Second, do this as a part of your "cells are having fun" routine. After performing a dil flush, note cells that are not showing the right PPO2, vote them out.

Third, use a bit more software power to do things semi-automatically. Just like option #2, but let Shearwater do calculations for you and make a recommendation.

Fourth, Shearwater tracks cell deviation overtime and alerts when cells are bad so you can vote them out or take them out. Will require a bit more coordination with cell changing procedures.

In other words, there are a few ways of thinking about it... Why not do it?


Cheers, --v

P.S. I got 10 hours on CCR, so if I missed something, please correct me and explain the reasoning. Anything helps at this point.
 
we have asked, it's up to @tcoen to implement. Divesoft has given us the ability for years and it is in my opinion a massive safety improvement over pure 3-cell voting logic.
Without a pressure testing head *Divesoft also has this and also tracks deviation and all sorts of other things* the unit can't really track anything with the cells other than their mV. Linearity from 0-1.0 is pretty irrelevant compared to linearity from 1.0-1.6 and without a third point for calibration above 1.0 it doesn't do a whole lot for you. No real benefit in the computer tracking this for you though so that's low on the list.
 
we have asked, it's up to @tcoen to implement. Divesoft has given us the ability for years and it is in my opinion a massive safety improvement over pure 3-cell voting logic.
Without a pressure testing head *Divesoft also has this and also tracks deviation and all sorts of other things* the unit can't really track anything with the cells other than their mV. Linearity from 0-1.0 is pretty irrelevant compared to linearity from 1.0-1.6 and without a third point for calibration above 1.0 it doesn't do a whole lot for you. No real benefit in the computer tracking this for you though so that's low on the list.

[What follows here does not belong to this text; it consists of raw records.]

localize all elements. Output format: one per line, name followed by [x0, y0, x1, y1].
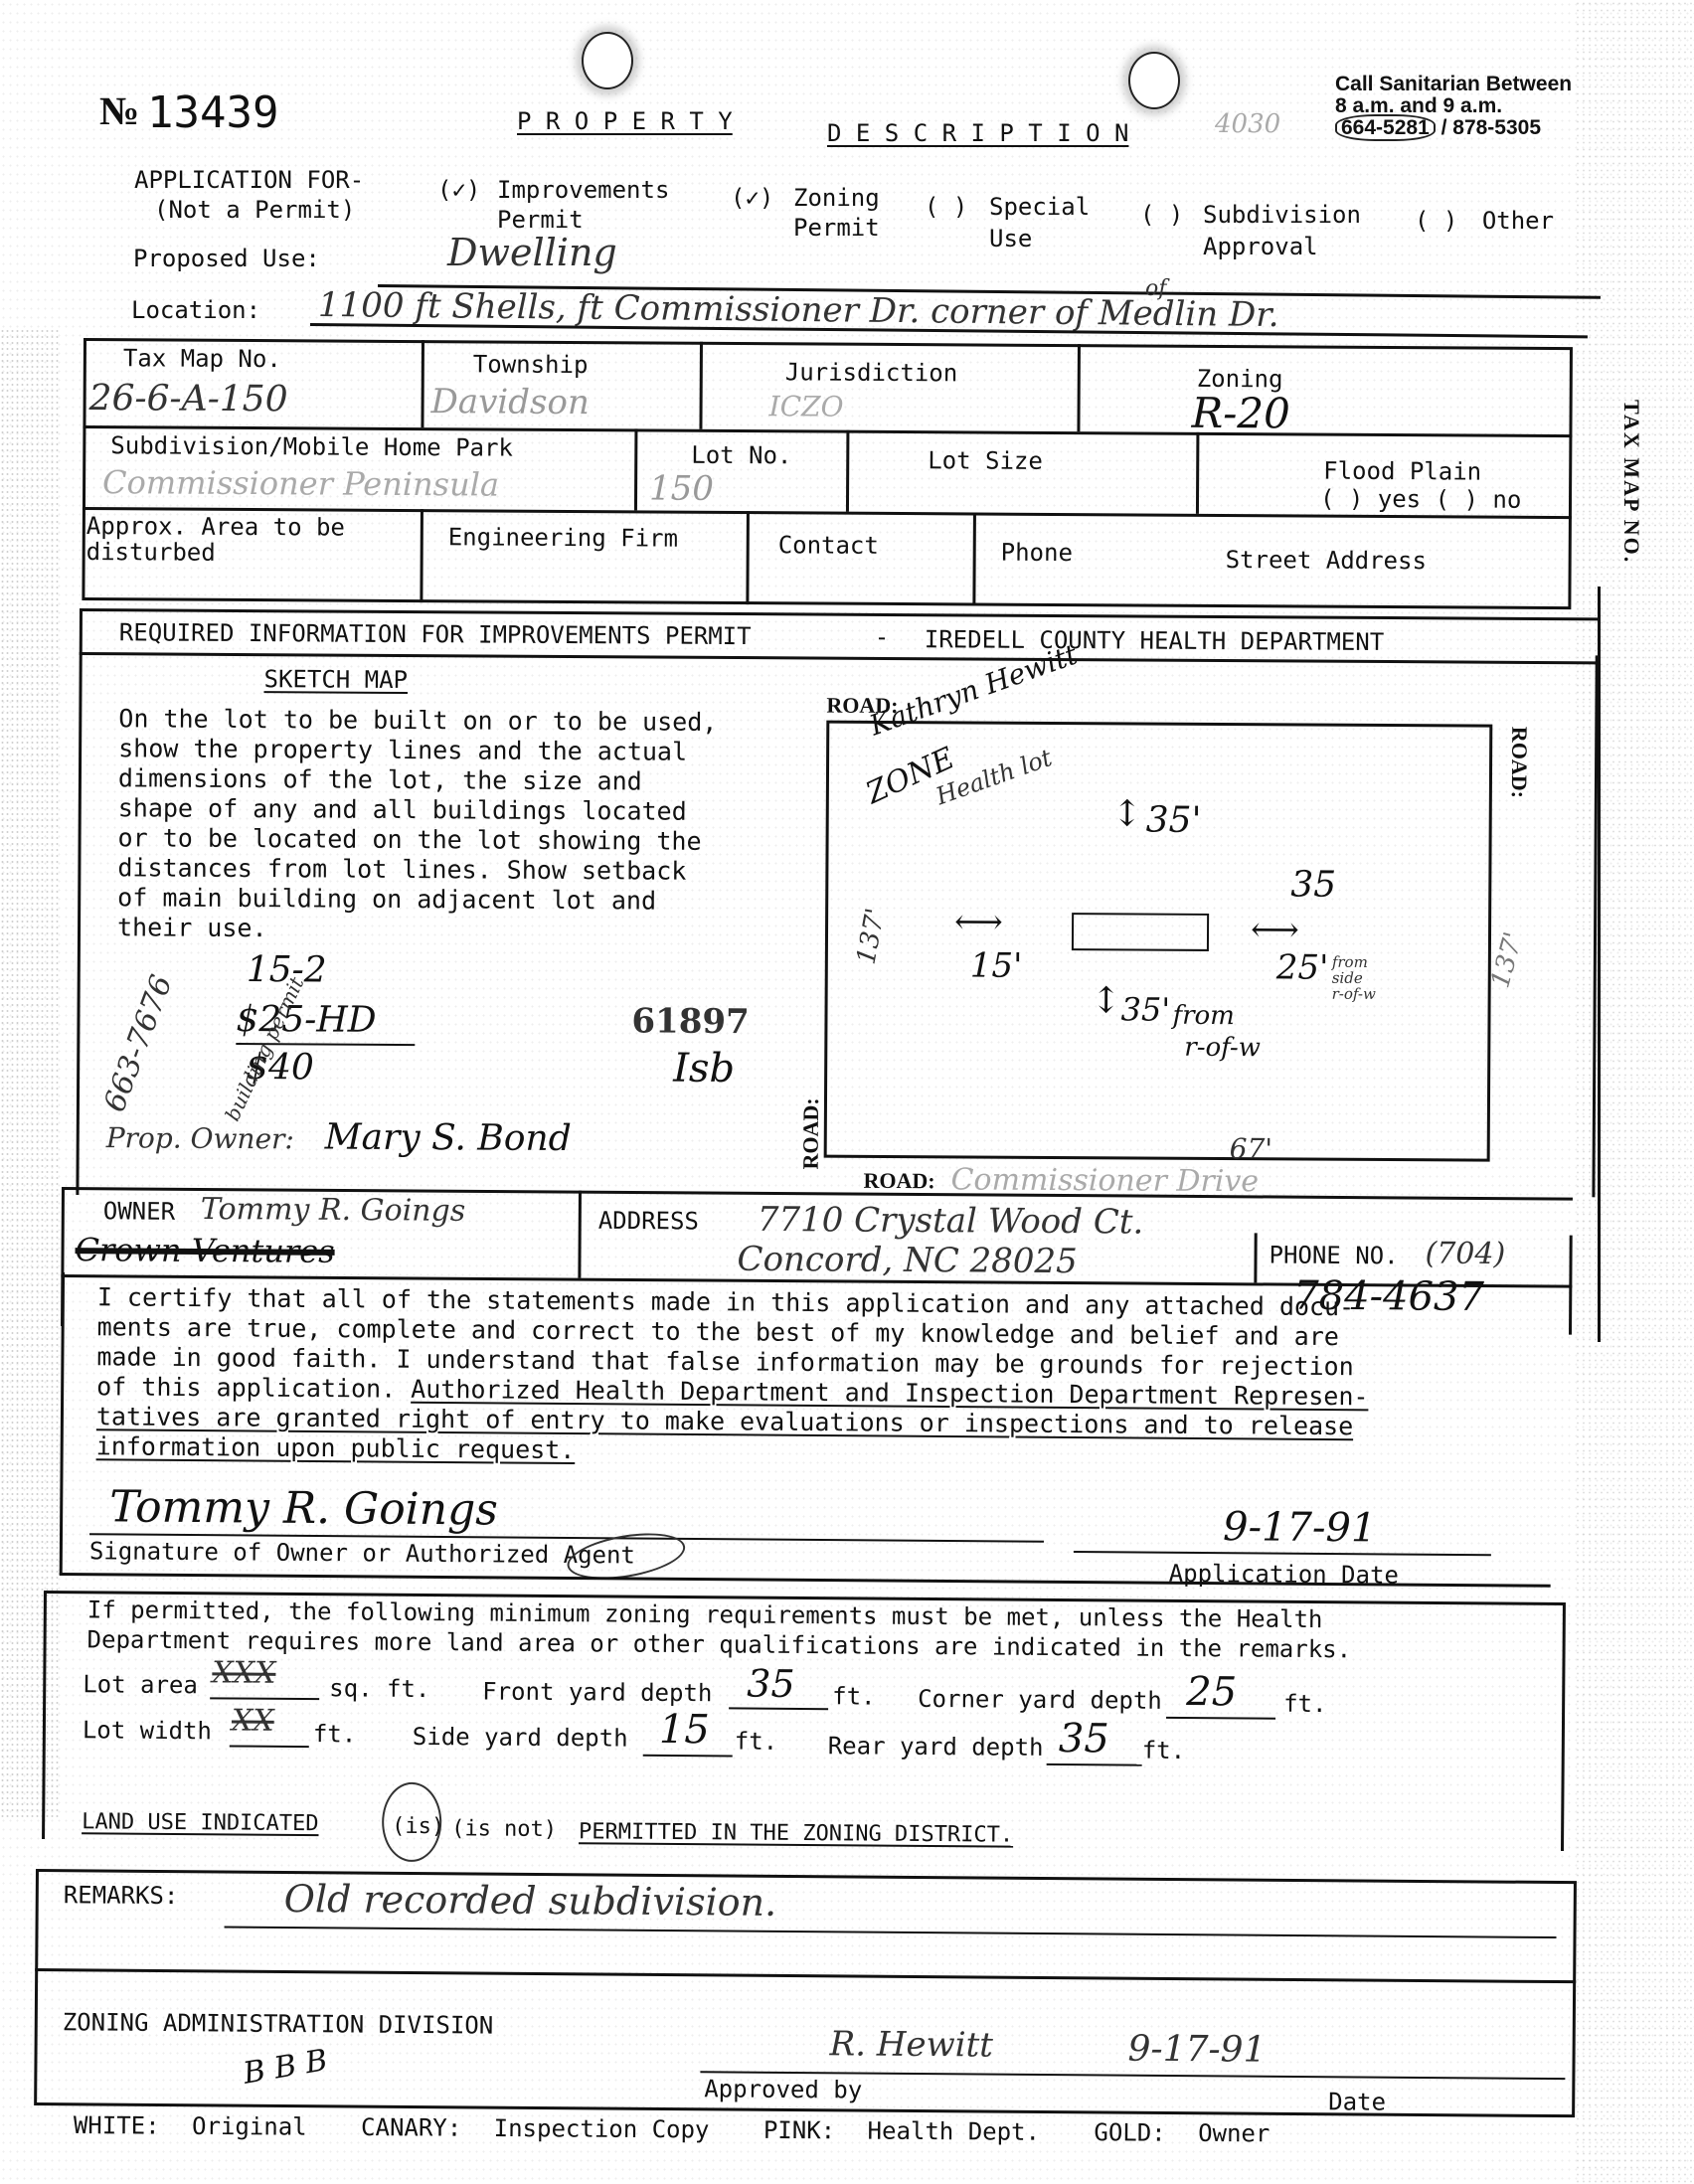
col-divider-r2-3 [1196, 432, 1200, 514]
sketch-map-title: SKETCH MAP [263, 665, 408, 694]
zoning-right-line [1561, 1602, 1566, 1851]
address-line-1[interactable]: 7710 Crystal Wood Ct. [758, 1200, 1144, 1243]
sanitarian-phone-1: 664-5281 [1335, 114, 1436, 141]
side-yard-label: Side yard depth [413, 1723, 628, 1753]
property-description-form: № 13439 P R O P E R T Y D E S C R I P T … [0, 0, 1694, 2184]
improvements-section: REQUIRED INFORMATION FOR IMPROVEMENTS PE… [76, 608, 1599, 1204]
option-other-label: Other [1482, 207, 1554, 235]
copy-pink-use: Health Dept. [868, 2117, 1041, 2146]
phone-no-label: PHONE NO. [1269, 1241, 1398, 1269]
application-for-label: APPLICATION FOR- (Not a Permit) [134, 165, 364, 225]
improvements-heading-right: IREDELL COUNTY HEALTH DEPARTMENT [925, 625, 1385, 656]
approval-date-value[interactable]: 9-17-91 [1127, 2029, 1266, 2071]
front-setback: 35' [1146, 800, 1202, 841]
land-use-suffix: PERMITTED IN THE ZONING DISTRICT. [579, 1819, 1013, 1847]
instruction-line: On the lot to be built on or to be used, [118, 704, 717, 738]
address-line-2[interactable]: Concord, NC 28025 [737, 1240, 1078, 1281]
sanitarian-phone-sep: / [1436, 116, 1453, 139]
right-setback-note: from side r-of-w [1332, 954, 1376, 1002]
bottom-dim: 67' [1230, 1132, 1273, 1165]
land-use-is-not-option[interactable]: (is not) [451, 1816, 557, 1842]
side-yard-unit: ft. [735, 1727, 778, 1755]
lot-width-line[interactable] [230, 1745, 309, 1748]
improvements-heading-dash: - [875, 623, 890, 651]
lot-no-label: Lot No. [691, 441, 791, 470]
tax-map-value[interactable]: 26-6-A-150 [89, 378, 288, 420]
proposed-use-value[interactable]: Dwelling [447, 231, 617, 274]
sanitarian-text: Call Sanitarian Between 8 a.m. and 9 a.m… [1335, 74, 1572, 139]
bottom-note-2: r-of-w [1184, 1033, 1261, 1063]
rear-yard-line [1047, 1764, 1142, 1766]
left-setback: 15' [970, 945, 1023, 985]
col-divider-r3-2 [746, 511, 750, 604]
instruction-line: shape of any and all buildings located [118, 793, 717, 827]
side-yard-line [643, 1755, 733, 1758]
rear-yard-value[interactable]: 35 [1059, 1716, 1109, 1762]
punch-hole-right [1128, 52, 1180, 109]
arrow-right: ⟷ [1251, 910, 1299, 949]
area-disturbed-line-2: disturbed [86, 539, 345, 567]
lot-width-unit: ft. [313, 1720, 357, 1748]
instruction-line: or to be located on the lot showing the [117, 823, 716, 857]
flood-plain-label: Flood Plain [1323, 457, 1481, 486]
punch-hole-left [582, 32, 633, 89]
certification-section: I certify that all of the statements mad… [60, 1282, 1573, 1593]
lot-width-label: Lot width [83, 1716, 212, 1745]
corner-yard-line [1166, 1717, 1275, 1720]
option-zoning-line-1: Zoning [793, 183, 880, 213]
owner-phone-divider [1254, 1233, 1257, 1282]
col-divider-r2-2 [846, 430, 850, 512]
option-improvements-line-1: Improvements [497, 175, 669, 205]
option-subdivision-line-2: Approval [1203, 231, 1318, 262]
side-tax-map-label: TAX MAP NO. [1618, 400, 1644, 564]
lot-area-line[interactable] [210, 1697, 319, 1700]
owner-second-line-struck: Crown Ventures [75, 1231, 334, 1270]
phone-label: Phone [1001, 539, 1073, 567]
street-address-label: Street Address [1226, 546, 1427, 575]
remarks-label: REMARKS: [64, 1881, 179, 1910]
signature-label: Signature of Owner or Authorized Agent [89, 1537, 635, 1569]
arrow-front: ↕ [1112, 793, 1142, 834]
engineering-firm-label: Engineering Firm [448, 523, 678, 552]
sanitarian-line-1-text: Call Sanitarian Between [1335, 74, 1572, 95]
corner-yard-value[interactable]: 25 [1186, 1669, 1237, 1715]
option-special-line-1: Special [989, 191, 1090, 223]
approver-signature[interactable]: R. Hewitt [829, 2024, 993, 2065]
prop-owner-value: Mary S. Bond [325, 1117, 572, 1160]
side-yard-value[interactable]: 15 [659, 1707, 710, 1753]
right-note-line: r-of-w [1332, 986, 1376, 1002]
subdivision-label: Subdivision/Mobile Home Park [110, 431, 513, 461]
instruction-line: distances from lot lines. Show setback [117, 853, 716, 887]
zoning-requirements-section: If permitted, the following minimum zoni… [42, 1591, 1585, 1871]
location-label: Location: [131, 296, 260, 324]
owner-signature[interactable]: Tommy R. Goings [109, 1481, 498, 1535]
bottom-note-1: from [1172, 1001, 1235, 1031]
copy-gold-label: GOLD: [1094, 2118, 1165, 2147]
application-for-line-2: (Not a Permit) [154, 195, 364, 225]
bottom-setback: 35' [1120, 990, 1170, 1028]
option-special-use[interactable]: ( ) Special Use [925, 191, 967, 223]
instruction-line: their use. [117, 913, 716, 946]
owner-value[interactable]: Tommy R. Goings [201, 1192, 466, 1229]
zoning-admin-heading: ZONING ADMINISTRATION DIVISION [63, 2008, 494, 2039]
copy-canary-label: CANARY: [361, 2113, 461, 2142]
zoning-left-line [42, 1591, 47, 1839]
owner-address-divider [578, 1191, 582, 1278]
road-label-right: ROAD: [1506, 727, 1532, 798]
stamp-initials: Isb [673, 1046, 735, 1092]
right-note-line: from [1332, 954, 1376, 970]
jurisdiction-label: Jurisdiction [785, 358, 958, 387]
copy-pink-label: PINK: [763, 2116, 835, 2145]
option-other[interactable]: ( ) Other [1415, 207, 1554, 235]
building-footprint [1072, 913, 1209, 951]
col-divider-r1-2 [699, 342, 703, 429]
option-subdivision-approval[interactable]: ( ) Subdivision Approval [1140, 199, 1183, 231]
front-yard-label: Front yard depth [482, 1677, 712, 1707]
right-setback: 25' [1276, 947, 1329, 987]
front-yard-line [729, 1707, 828, 1710]
right-dim: 137' [1485, 928, 1529, 991]
owner-label: OWNER [103, 1197, 175, 1226]
copy-white-label: WHITE: [74, 2111, 160, 2140]
subdivision-value[interactable]: Commissioner Peninsula [102, 463, 499, 503]
phone-area-code[interactable]: (704) [1425, 1237, 1505, 1272]
lot-area-label: Lot area [83, 1670, 198, 1699]
improvements-heading-left: REQUIRED INFORMATION FOR IMPROVEMENTS PE… [119, 618, 752, 650]
rear-label: 35 [1290, 864, 1336, 905]
col-divider-r2-1 [634, 428, 638, 510]
zoning-intro: If permitted, the following minimum zoni… [86, 1595, 1351, 1664]
front-yard-value[interactable]: 35 [747, 1662, 795, 1706]
remarks-value[interactable]: Old recorded subdivision. [284, 1877, 777, 1925]
lot-no-value[interactable]: 150 [649, 468, 714, 508]
checkbox-special-use[interactable]: ( ) [925, 193, 967, 221]
faint-stamp: 4030 [1215, 109, 1280, 139]
contact-label: Contact [778, 531, 879, 560]
checkbox-zoning[interactable]: (✓) [731, 184, 773, 212]
checkbox-improvements[interactable]: (✓) [437, 176, 480, 204]
application-for-line-1: APPLICATION FOR- [134, 165, 364, 195]
zoning-value[interactable]: R-20 [1191, 389, 1290, 438]
sanitarian-phone-2: 878-5305 [1452, 116, 1541, 139]
corner-yard-unit: ft. [1283, 1690, 1327, 1718]
copy-white-use: Original [192, 2112, 307, 2141]
corner-yard-label: Corner yard depth [918, 1685, 1162, 1715]
title-property: P R O P E R T Y [517, 107, 733, 135]
proposed-use-label: Proposed Use: [133, 245, 320, 272]
col-divider-r1-1 [421, 340, 424, 427]
flood-plain-options[interactable]: ( ) yes ( ) no [1320, 485, 1521, 514]
option-special-line-2: Use [989, 223, 1032, 254]
checkbox-other[interactable]: ( ) [1415, 207, 1457, 235]
col-divider-r1-3 [1077, 344, 1081, 431]
front-yard-unit: ft. [832, 1682, 876, 1710]
approval-date-label: Date [1328, 2088, 1386, 2115]
copy-gold-use: Owner [1198, 2119, 1270, 2148]
title-description: D E S C R I P T I O N [827, 119, 1128, 147]
instruction-line: of main building on adjacent lot and [117, 883, 716, 917]
remarks-admin-section: REMARKS: Old recorded subdivision. ZONIN… [34, 1869, 1597, 2129]
instruction-line: show the property lines and the actual [118, 734, 717, 767]
rear-yard-label: Rear yard depth [828, 1732, 1044, 1762]
checkbox-subdivision[interactable]: ( ) [1140, 201, 1183, 229]
sanitarian-phones: 664-5281 / 878-5305 [1335, 117, 1572, 139]
col-divider-r3-1 [420, 509, 424, 602]
land-use-is-circle [382, 1782, 442, 1862]
lot-width-struck: XX [232, 1703, 274, 1738]
prop-owner-label: Prop. Owner: [106, 1121, 294, 1155]
improvements-left-line [76, 608, 83, 1195]
location-insert: of [1145, 276, 1166, 301]
form-number: 13439 [147, 87, 278, 138]
property-table: Tax Map No. 26-6-A-150 Township Davidson… [82, 338, 1575, 609]
tax-map-label: Tax Map No. [123, 344, 281, 373]
jurisdiction-value[interactable]: ICZO [768, 390, 843, 422]
land-use-prefix: LAND USE INDICATED [82, 1809, 319, 1836]
area-disturbed-line-1: Approx. Area to be [86, 513, 345, 541]
option-improvements-permit[interactable]: (✓) Improvements Permit [437, 175, 480, 205]
right-note-line: side [1332, 970, 1376, 986]
option-zoning-line-2: Permit [793, 213, 880, 243]
address-label: ADDRESS [598, 1207, 699, 1236]
form-number-symbol: № [99, 87, 139, 134]
application-date-value[interactable]: 9-17-91 [1223, 1504, 1377, 1551]
lot-area-struck: XXX [212, 1655, 275, 1691]
arrow-left: ⟷ [954, 902, 1003, 941]
instruction-line: dimensions of the lot, the size and [118, 763, 717, 797]
arrow-rear: ↕ [1091, 980, 1120, 1021]
township-label: Township [473, 350, 589, 379]
certification-text: I certify that all of the statements mad… [96, 1282, 1370, 1471]
township-value[interactable]: Davidson [430, 382, 589, 422]
cert-line-start: of this application. [96, 1372, 411, 1403]
application-date-line [1074, 1551, 1491, 1556]
option-subdivision-line-1: Subdivision [1203, 199, 1361, 231]
area-disturbed-label: Approx. Area to be disturbed [86, 513, 345, 567]
road-label-bottom: ROAD: [863, 1168, 934, 1194]
col-divider-r3-3 [972, 512, 976, 605]
option-zoning-permit[interactable]: (✓) Zoning Permit [731, 183, 773, 213]
rear-yard-unit: ft. [1142, 1737, 1186, 1764]
approved-by-label: Approved by [704, 2075, 862, 2103]
lot-area-unit: sq. ft. [329, 1674, 429, 1703]
copy-canary-use: Inspection Copy [494, 2114, 710, 2144]
sketch-instructions: On the lot to be built on or to be used,… [117, 704, 718, 946]
stamp-number: 61897 [631, 1001, 750, 1042]
road-label-left: ROAD: [798, 1097, 824, 1169]
lot-size-label: Lot Size [928, 446, 1043, 475]
margin-note-phone: 663-7676 [97, 970, 180, 1116]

Gotcha! You know, I am okay without a pressure head for now. I wonder if you can implement some support for a third point calibration. For example, we already do O2 flushes at 20ft, but the computer has no idea about it, it simply shows the result. What if we told the computer about the flush, as in "Hey, bud, I am flushing O2 at 20ft. Lemme know if mV is not what you expect based on the data you got so far!" Of course, there is some room for error there...
 
I don't know if it's fair to say that tracking linearity from 0 to 1 is completely irrelevant. Is it fairer to state that a cell which is not linear from 0 to 1 is not going to be linear from 1 to 1.6, but that also, a cell which is linear from 0 to 1 is not gauranteed to be linear from 1 to 1.6?

That is, doesn't it make sense to check your cell in air, then in oxygen to confirm it is atleast linear on the surface, along with calculating your expect linearity at 1.6?

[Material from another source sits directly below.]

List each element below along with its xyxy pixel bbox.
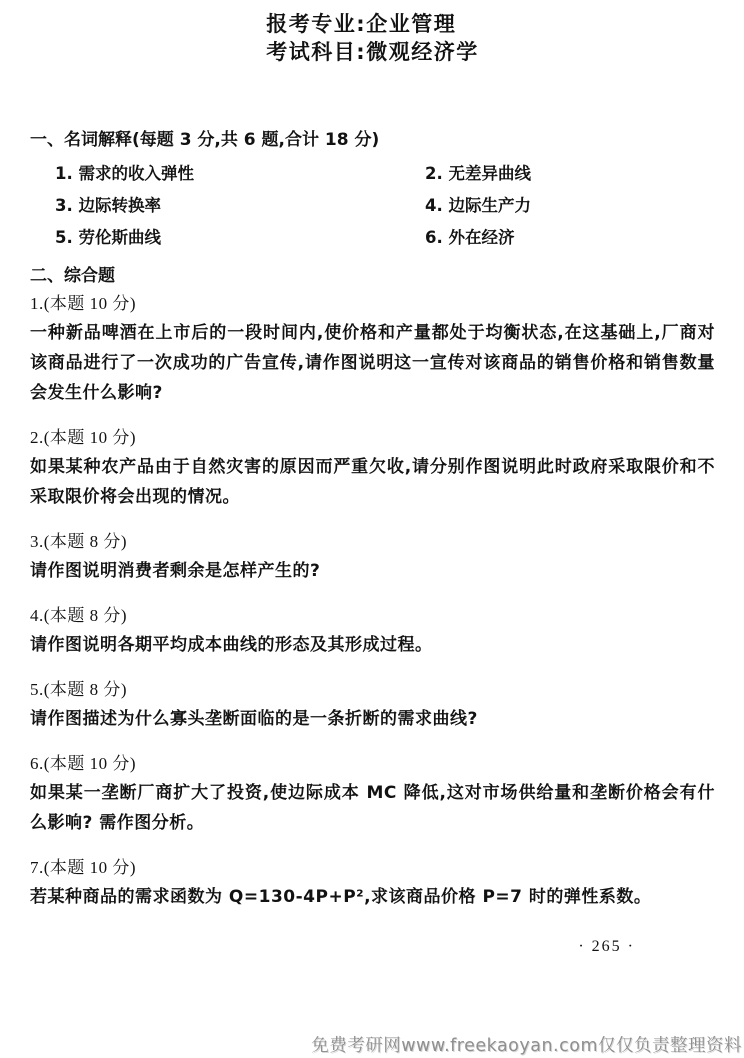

And, if a cell is 98% linear from .21 to 1, then shouldn't be expect that in a best case scenario, the cell is 98% linear from 1 to 1.6, rather than expecting it to be 100% linear from 1 to 1.6?

Additionally, is it better to check that 1.6 linearity at 20' on the way in, on deco, or both? IE, is it possible for a cell to perform linear for short time at high po2 and then fail shortly after? And should we target 1.6 or something very close to 1.6, like 1.5?

I do wish my computer would compare expected values and call out outliers, and give me the ability to manually vote out cells. I don't want to fight a rebreather that is injecting oxygen due to two bad cells; and I don't want to manually add oxygen while trying to only view one cell and ignore two others. I don't think that's an incredibly common scenario; proper gas planning should allow a bailout if it's really causing me that much hassle; and I don't know of any deaths that happened because people got confused due to bad cells and voting logic.

But I use an app to record cell voltages in air and o2 at surface, calculating linearity from .21 to 1, and predicting voltages at 1.6, so I can check that underwater. Also makes it easy to see that hey, last dive my cell started at 11.3 and was 99% linear, now my cell is suddenly at 9.5 and only 97% linear.